Why does Dynamic Typing really matter?!?

Alex Martelli aleax at aleax.it
Thu Feb 6 19:36:24 EST 2003


Jeremy Fincher wrote:
   ...
>> as Maoist rhetoric:  we support dynamic typing not to change
>> types, but to ignore types.  Types are a false overdetermin-
   ...
> That's not an argument against static typing, it's an argument against
> explicit typing.  An implicitly statically typed language (one that
> infers types at compile time, like ML) allows you to "ignore types" as
> well as providing static assurance of type safety.

To SOME extent.  Haskell does, thanks to typeclasses, more than
SML.  CAML and O'CAML reduces polymorphism to the point that
you have to write +. when adding floats, vs + when addint ints --
to claim that this lets you ignore types is ridiculous.

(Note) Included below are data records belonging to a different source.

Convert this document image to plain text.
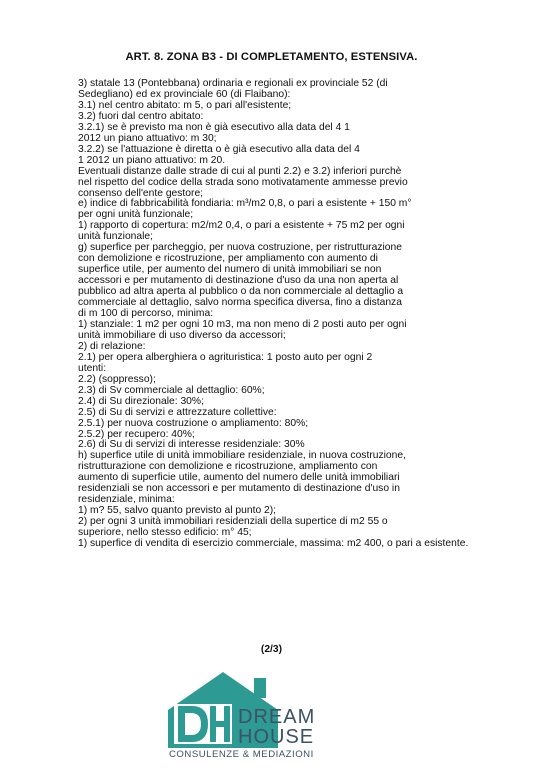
ART. 8. ZONA B3 - DI COMPLETAMENTO, ESTENSIVA.
3) statale 13 (Pontebbana) ordinaria e regionali ex provinciale 52 (di
Sedegliano) ed ex provinciale 60 (di Flaibano):
3.1) nel centro abitato: m 5, o pari all'esistente;
3.2) fuori dal centro abitato:
3.2.1) se è previsto ma non è già esecutivo alla data del 4 1
2012 un piano attuativo: m 30;
3.2.2) se l'attuazione è diretta o è già esecutivo alla data del 4
1 2012 un piano attuativo: m 20.
Eventuali distanze dalle strade di cui al punti 2.2) e 3.2) inferiori purchè
nel rispetto del codice della strada sono motivatamente ammesse previo
consenso dell'ente gestore;
e) indice di fabbricabilità fondiaria: m³/m2 0,8, o pari a esistente + 150 m°
per ogni unità funzionale;
1) rapporto di copertura: m2/m2 0,4, o pari a esistente + 75 m2 per ogni
unità funzionale;
g) superfice per parcheggio, per nuova costruzione, per ristrutturazione
con demolizione e ricostruzione, per ampliamento con aumento di
superfice utile, per aumento del numero di unità immobiliari se non
accessori e per mutamento di destinazione d'uso da una non aperta al
pubblico ad altra aperta al pubblico o da non commerciale al dettaglio a
commerciale al dettaglio, salvo norma specifica diversa, fino a distanza
di m 100 di percorso, minima:
1) stanziale: 1 m2 per ogni 10 m3, ma non meno di 2 posti auto per ogni
unità immobiliare di uso diverso da accessori;
2) di relazione:
2.1) per opera alberghiera o agrituristica: 1 posto auto per ogni 2
utenti:
2.2) (soppresso);
2.3) di Sv commerciale al dettaglio: 60%;
2.4) di Su direzionale: 30%;
2.5) di Su di servizi e attrezzature collettive:
2.5.1) per nuova costruzione o ampliamento: 80%;
2.5.2) per recupero: 40%;
2.6) di Su di servizi di interesse residenziale: 30%
h) superfice utile di unità immobiliare residenziale, in nuova costruzione,
ristrutturazione con demolizione e ricostruzione, ampliamento con
aumento di superficie utile, aumento del numero delle unità immobiliari
residenziali se non accessori e per mutamento di destinazione d'uso in
residenziale, minima:
1) m? 55, salvo quanto previsto al punto 2);
2) per ogni 3 unità immobiliari residenziali della supertice di m2 55 o
superiore, nello stesso edificio: m° 45;
1) superfice di vendita di esercizio commerciale, massima: m2 400, o pari a esistente.
(2/3)
DREAM
HOUSE
CONSULENZE & MEDIAZIONI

How much signature based polymorphism does the language
support?  That is one key question.  Haskell potentially offers a
lot, if you get your typeclasses right; various ML dialects offer
less, or none at all -- not supporting the concept of "classes of
types" (Haskell's typeclasses), they thereby don't let functions
you code be all that generic (except maybe in a few limit cases
such as SML supporting + on both floats and ints by special
casing).  Type inference is good, but without typeclasses it does
not offer all that much over plain type declarations.  WITH some
typeclass concept, it gets similar advantages to C++'s templates
(a bit better in some ways, a bit inferior in others, but overall
about as useful IMHO).  Python happens to be yet smoother
(though it COULD use the concept of a typeclass or protocol
and adaptation thereto -- there's a PEP about that...).